ファッキンデイズ35

 帰宅した私は便器の上でクスリ箱をひっくり返した。レバーをひねるとパケは飲み込まれていったがプラスティックのシートに包まれていた錠剤は浮かび上がった。便器に手を入れ錠剤を拾い、ティッシュで包んで再び流す。今度は飲み込まれていった。
 水のないこの空間は居心地が悪くて仕方がない。早くあの橋のところに戻りたい。トイレから飛び出してマリファナの株の入ったビニール袋をつかんだ。水槽の中に入るにはこれは捨てなければならない。家族の迷惑にはなってはならない。部屋を後にしようとしたがまだなにか引っかかるものがあった。
 戸棚や引き出しを開けていった。売人の電話番号、トリップ中のメモ、友達の写真、細かく破ってトイレに流した。他に残してはいけないものはないかと押し入れの中の小物入れの引き出しを開けたとき、私は動きを止めた。
 祖父の形見の革の財布があった。おそるおそる手を伸ばすと、皮の質感が手に馴染んだ。

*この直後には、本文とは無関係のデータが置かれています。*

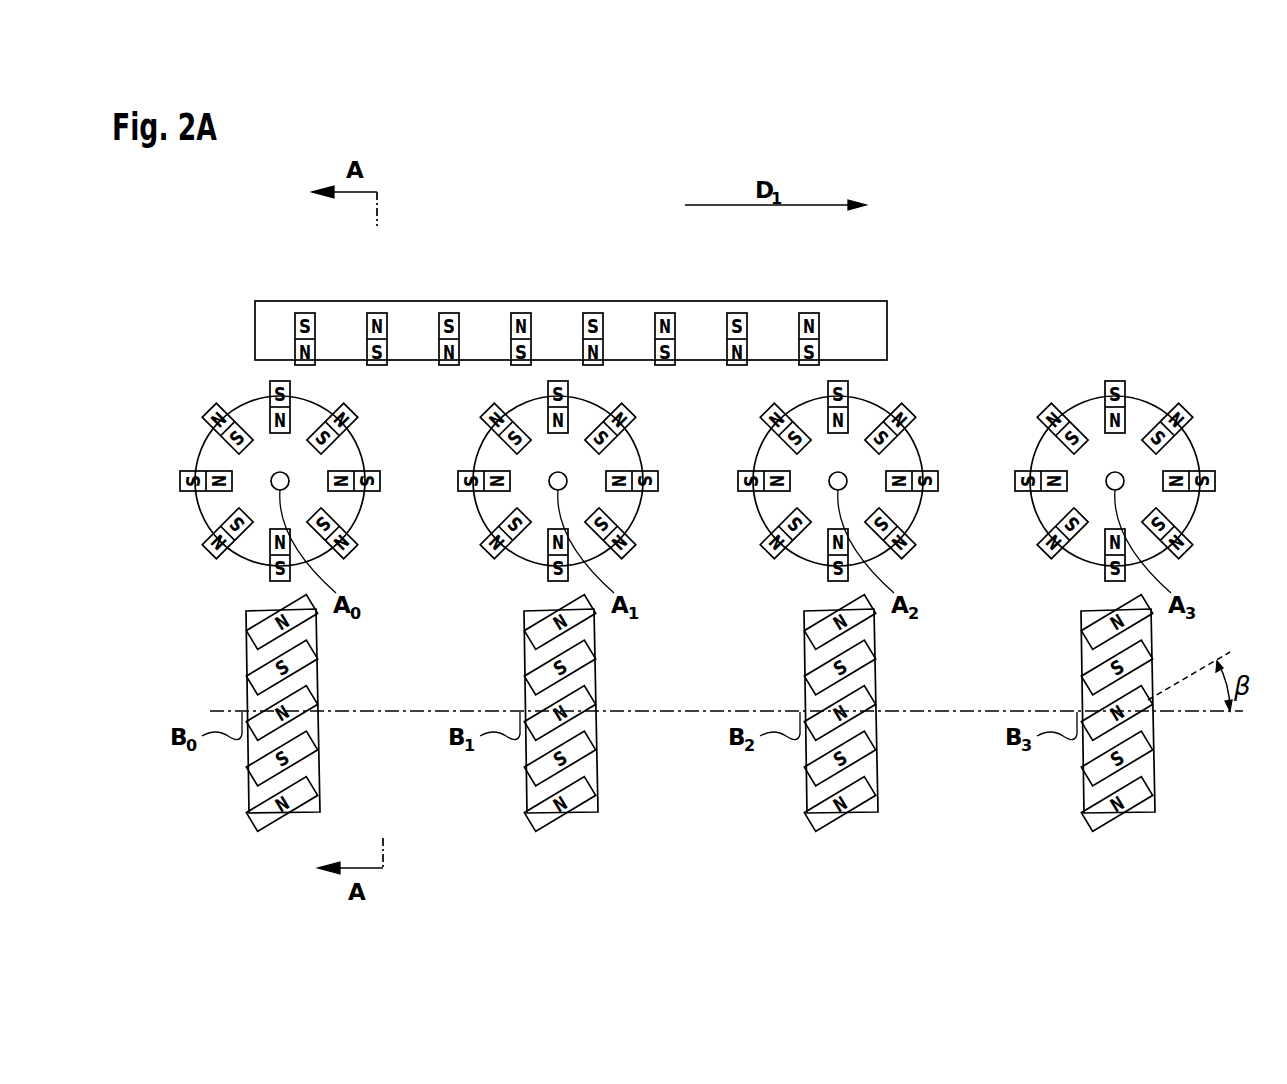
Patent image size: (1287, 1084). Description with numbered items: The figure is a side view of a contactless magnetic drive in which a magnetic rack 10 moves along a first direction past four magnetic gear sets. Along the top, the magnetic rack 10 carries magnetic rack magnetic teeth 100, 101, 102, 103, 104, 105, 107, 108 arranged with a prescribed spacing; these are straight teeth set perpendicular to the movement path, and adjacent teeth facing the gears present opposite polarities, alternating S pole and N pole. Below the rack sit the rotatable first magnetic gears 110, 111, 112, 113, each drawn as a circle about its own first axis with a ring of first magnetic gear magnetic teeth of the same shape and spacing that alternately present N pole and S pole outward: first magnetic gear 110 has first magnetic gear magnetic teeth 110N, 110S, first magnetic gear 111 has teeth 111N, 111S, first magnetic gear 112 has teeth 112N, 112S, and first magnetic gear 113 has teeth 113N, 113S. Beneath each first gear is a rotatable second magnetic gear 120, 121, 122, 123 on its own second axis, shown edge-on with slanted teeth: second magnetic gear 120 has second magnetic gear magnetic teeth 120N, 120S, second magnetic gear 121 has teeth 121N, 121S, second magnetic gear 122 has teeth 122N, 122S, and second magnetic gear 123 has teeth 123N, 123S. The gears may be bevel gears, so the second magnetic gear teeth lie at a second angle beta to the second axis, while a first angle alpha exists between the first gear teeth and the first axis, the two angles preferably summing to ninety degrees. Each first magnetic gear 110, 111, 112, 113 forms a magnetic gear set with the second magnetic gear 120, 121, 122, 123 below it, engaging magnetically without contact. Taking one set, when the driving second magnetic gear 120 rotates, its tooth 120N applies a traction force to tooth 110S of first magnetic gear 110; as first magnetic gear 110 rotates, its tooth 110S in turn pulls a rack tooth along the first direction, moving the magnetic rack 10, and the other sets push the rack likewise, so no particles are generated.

The magnetic rack 10 is at (868, 328).
The magnetic rack magnetic tooth 100 is at (305, 313).
The magnetic rack magnetic tooth 101 is at (377, 313).
The magnetic rack magnetic tooth 102 is at (449, 313).
The magnetic rack magnetic tooth 103 is at (521, 313).
The magnetic rack magnetic tooth 104 is at (593, 313).
The magnetic rack magnetic tooth 105 is at (665, 313).
The magnetic rack magnetic tooth 107 is at (737, 313).
The magnetic rack magnetic tooth 108 is at (809, 313).
The first magnetic gear 110 is at (206, 453).
The first magnetic gear magnetic tooth 110N is at (214, 412).
The first magnetic gear magnetic tooth 110S is at (188, 492).
The first magnetic gear 111 is at (484, 453).
The first magnetic gear magnetic tooth 111N is at (492, 412).
The first magnetic gear magnetic tooth 111S is at (466, 492).
The first magnetic gear 112 is at (764, 453).
The first magnetic gear magnetic tooth 112N is at (772, 412).
The first magnetic gear magnetic tooth 112S is at (746, 492).
The first magnetic gear 113 is at (1041, 453).
The first magnetic gear magnetic tooth 113N is at (1049, 412).
The first magnetic gear magnetic tooth 113S is at (1023, 492).
The second magnetic gear 120 is at (250, 658).
The second magnetic gear magnetic tooth 120S is at (258, 771).
The second magnetic gear magnetic tooth 120N is at (260, 822).
The second magnetic gear 121 is at (528, 658).
The second magnetic gear magnetic tooth 121S is at (536, 771).
The second magnetic gear magnetic tooth 121N is at (538, 822).
The second magnetic gear 122 is at (808, 658).
The second magnetic gear magnetic tooth 122S is at (816, 771).
The second magnetic gear magnetic tooth 122N is at (818, 822).
The second magnetic gear 123 is at (1085, 658).
The second magnetic gear magnetic tooth 123S is at (1093, 771).
The second magnetic gear magnetic tooth 123N is at (1095, 822).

中を開いた。札入れには何枚かの紙幣が入っていた。今の自分にはいらないものだと思いながらぼんやりと数えた。
 一万円札の下からピンク色の紙が現れた。紫式部らしき女性が描かれている図書券だった。読書家だったじいちゃんらしいと思ったとき、図書券の左上に目が吸い寄せられた。そこには黄色い付箋が貼り付けられていた。
「シンヤからのプレゼント」
 祖父の文字を見て胸に激痛が走った。じいちゃんは敬老の日の贈り物を使わずにずっとしまっていた。苦しくなって身体を丸めた。雨に打たれている間、曖昧だった身体の輪郭が痛みによって明確になっていく。いや、でも、もういいじゃないか。外に出ればすべてが終わるんだ。私は窓を開けた。

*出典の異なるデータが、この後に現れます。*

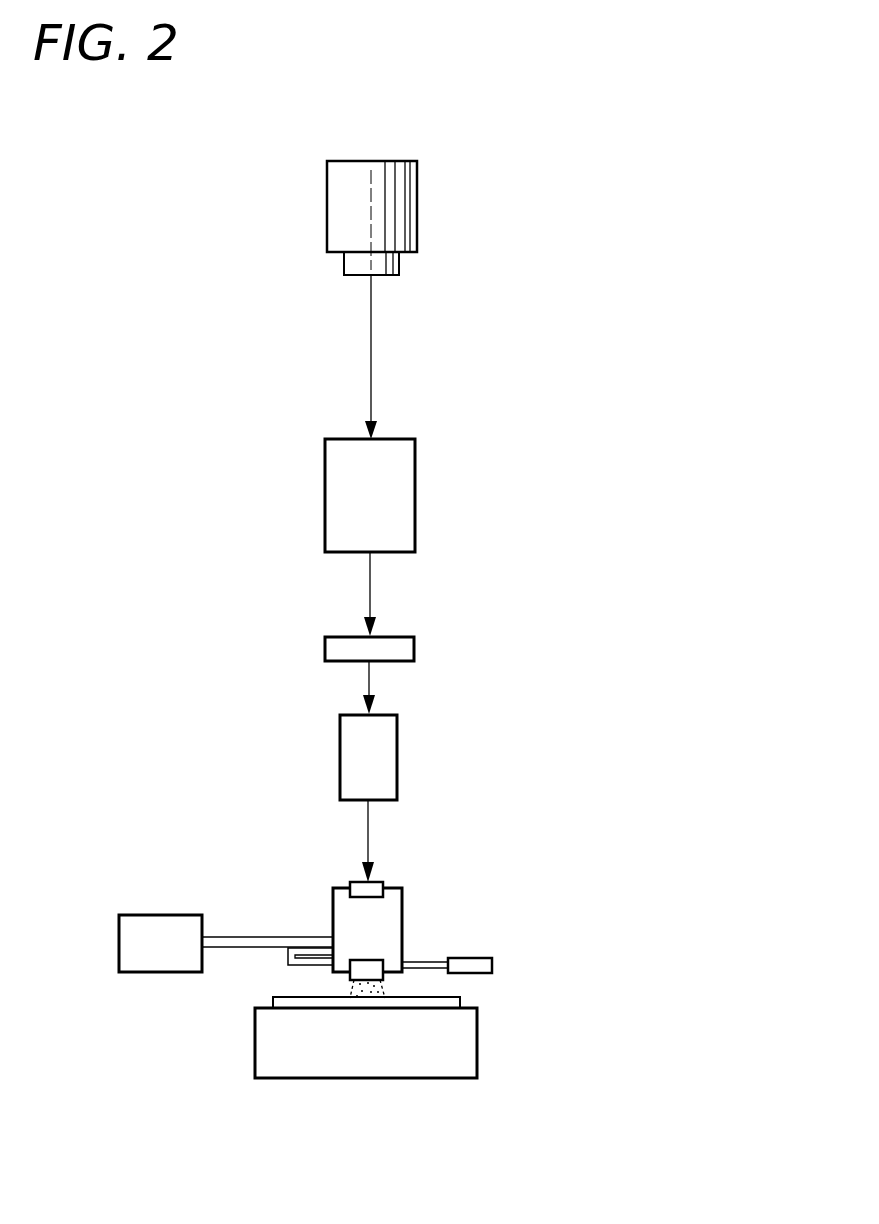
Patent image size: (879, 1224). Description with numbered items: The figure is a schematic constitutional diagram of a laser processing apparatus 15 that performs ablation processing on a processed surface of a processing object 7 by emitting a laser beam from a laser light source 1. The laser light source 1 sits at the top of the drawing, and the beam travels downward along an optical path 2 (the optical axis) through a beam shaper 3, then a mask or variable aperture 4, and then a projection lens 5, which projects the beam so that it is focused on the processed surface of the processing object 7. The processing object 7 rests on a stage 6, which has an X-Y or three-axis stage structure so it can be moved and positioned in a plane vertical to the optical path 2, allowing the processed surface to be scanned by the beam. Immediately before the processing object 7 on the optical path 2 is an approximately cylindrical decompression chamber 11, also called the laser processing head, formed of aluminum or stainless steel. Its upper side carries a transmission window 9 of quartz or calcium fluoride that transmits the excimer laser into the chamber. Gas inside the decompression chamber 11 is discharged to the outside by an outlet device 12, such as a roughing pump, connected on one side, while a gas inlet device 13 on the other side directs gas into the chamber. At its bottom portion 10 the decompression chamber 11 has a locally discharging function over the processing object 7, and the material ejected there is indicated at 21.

 激しい風が吹き込んできて私の全身を雨音が包んだ。遠くの空で何本もの稲光が走っているのが見えた。もう一度あの橋のところまで行けばこの生活は終わる。私は外の世界に引き寄せられた。ドアから飛び出そうとしたとき、窓の外で黄色い光が輝いた。思わず足を止めると、次の瞬間、轟音と共にアパートが大きく震えた。

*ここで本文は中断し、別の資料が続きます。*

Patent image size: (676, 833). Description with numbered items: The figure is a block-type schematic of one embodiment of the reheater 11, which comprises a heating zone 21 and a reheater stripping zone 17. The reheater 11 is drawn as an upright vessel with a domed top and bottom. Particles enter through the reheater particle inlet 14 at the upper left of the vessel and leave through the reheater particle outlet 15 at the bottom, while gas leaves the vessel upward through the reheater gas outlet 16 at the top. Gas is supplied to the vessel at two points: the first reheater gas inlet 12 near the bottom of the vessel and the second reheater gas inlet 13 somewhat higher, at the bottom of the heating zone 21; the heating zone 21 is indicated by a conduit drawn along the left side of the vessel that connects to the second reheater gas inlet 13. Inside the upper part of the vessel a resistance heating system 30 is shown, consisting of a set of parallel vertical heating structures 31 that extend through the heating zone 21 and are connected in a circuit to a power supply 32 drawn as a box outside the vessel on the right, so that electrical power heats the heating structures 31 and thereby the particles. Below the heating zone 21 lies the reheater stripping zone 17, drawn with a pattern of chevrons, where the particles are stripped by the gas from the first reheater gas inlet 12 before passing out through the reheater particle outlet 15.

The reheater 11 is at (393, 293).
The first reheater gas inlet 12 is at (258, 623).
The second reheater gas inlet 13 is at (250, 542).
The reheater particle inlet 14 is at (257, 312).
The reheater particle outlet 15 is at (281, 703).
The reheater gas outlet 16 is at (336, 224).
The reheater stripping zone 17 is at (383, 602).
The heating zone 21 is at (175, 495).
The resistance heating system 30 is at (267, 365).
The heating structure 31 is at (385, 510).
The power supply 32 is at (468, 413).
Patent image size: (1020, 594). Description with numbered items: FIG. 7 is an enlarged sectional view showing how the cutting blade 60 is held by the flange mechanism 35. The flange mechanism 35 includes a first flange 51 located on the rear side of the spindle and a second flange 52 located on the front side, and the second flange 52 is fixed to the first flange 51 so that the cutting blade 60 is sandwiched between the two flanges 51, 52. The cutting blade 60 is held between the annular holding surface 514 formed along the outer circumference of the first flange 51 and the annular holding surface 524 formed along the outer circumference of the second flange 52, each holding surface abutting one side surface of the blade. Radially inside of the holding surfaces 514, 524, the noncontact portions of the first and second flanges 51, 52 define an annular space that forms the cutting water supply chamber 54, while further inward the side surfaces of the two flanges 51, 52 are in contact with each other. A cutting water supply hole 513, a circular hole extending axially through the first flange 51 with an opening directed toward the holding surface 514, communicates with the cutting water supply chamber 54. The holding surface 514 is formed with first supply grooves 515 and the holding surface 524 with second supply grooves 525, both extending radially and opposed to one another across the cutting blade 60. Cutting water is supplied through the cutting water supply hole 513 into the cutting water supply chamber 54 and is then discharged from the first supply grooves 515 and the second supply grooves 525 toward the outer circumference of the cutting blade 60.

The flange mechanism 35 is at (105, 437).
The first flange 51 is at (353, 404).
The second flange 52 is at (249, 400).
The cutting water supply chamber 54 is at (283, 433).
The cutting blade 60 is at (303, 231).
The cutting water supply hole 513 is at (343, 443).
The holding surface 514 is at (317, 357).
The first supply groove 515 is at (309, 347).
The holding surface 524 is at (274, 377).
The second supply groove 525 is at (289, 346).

 落雷の衝撃が去ると、部屋は現実感を取り戻していた。壁、天井、エアコン、床、冷蔵庫、電子レンジ、ソファベッド、じいちゃんの財布、ひとつひとつを眺めた。私は窓の外に再び目をやった。そこにはあるのは自然の暴力だ。すべてを飲み込み攪拌するあの川に身を投じることは正気の沙汰ではない。雲の間を走る稲光は水槽の亀裂だ。空からは膨大な水が降り注いでいる。水槽が割れたのだと思った。
 熱いシャワーを浴びて一息つくと、加藤から電話がかかってきた。
「シンちゃん、東京はどんな感じ?」
 窓枠が風でガタついている。
「ヤバいよ、そっちは?」
「レイブどころじゃないよ。今もテントの中でテントが飛ばされないようにみんなで足踏ん張ってるんだ」
「さゆは?」
 ちょっと代わると言ってさゆが出た。
「シンちゃーん、来ないの?」
「テントを守るためにそんなところまで行かないよ」
「ひどっ、でも、こんなのなかなか経験できないし、結構楽しいよ」
「妙に前向きじゃん」
「うん、私、基本的に明るい子だから」
 さゆがそこまで言ったとき、うわっと声を上げ会話が途切れた。どうしたと呼びかけても返事がない。心配になるが数秒後、さゆの乾いた笑いが聞こえた。
「危なかったー。今テントかなり持っていかれそうになっちゃった」
「おい、大丈夫かよ」
 なんとかなるでしょと話すさゆの後ろで加藤のそろそろ電話切ってテント守れよという声が聞こえた。状況は思った以上に切迫しているようだ。加藤のことなど気にしていないように、さゆはあっけらかんとした口調で聞いた。
「シンちゃんのほうはどうなの? なんか吹っ切れた感じがするんだけど」
「一段落したって感じかな」
「どゆこと?」
「帰ったら話すよ」
 再び加藤がさゆに呼びかけている。さゆは、戦場に戻りまーすと言って電話を切った。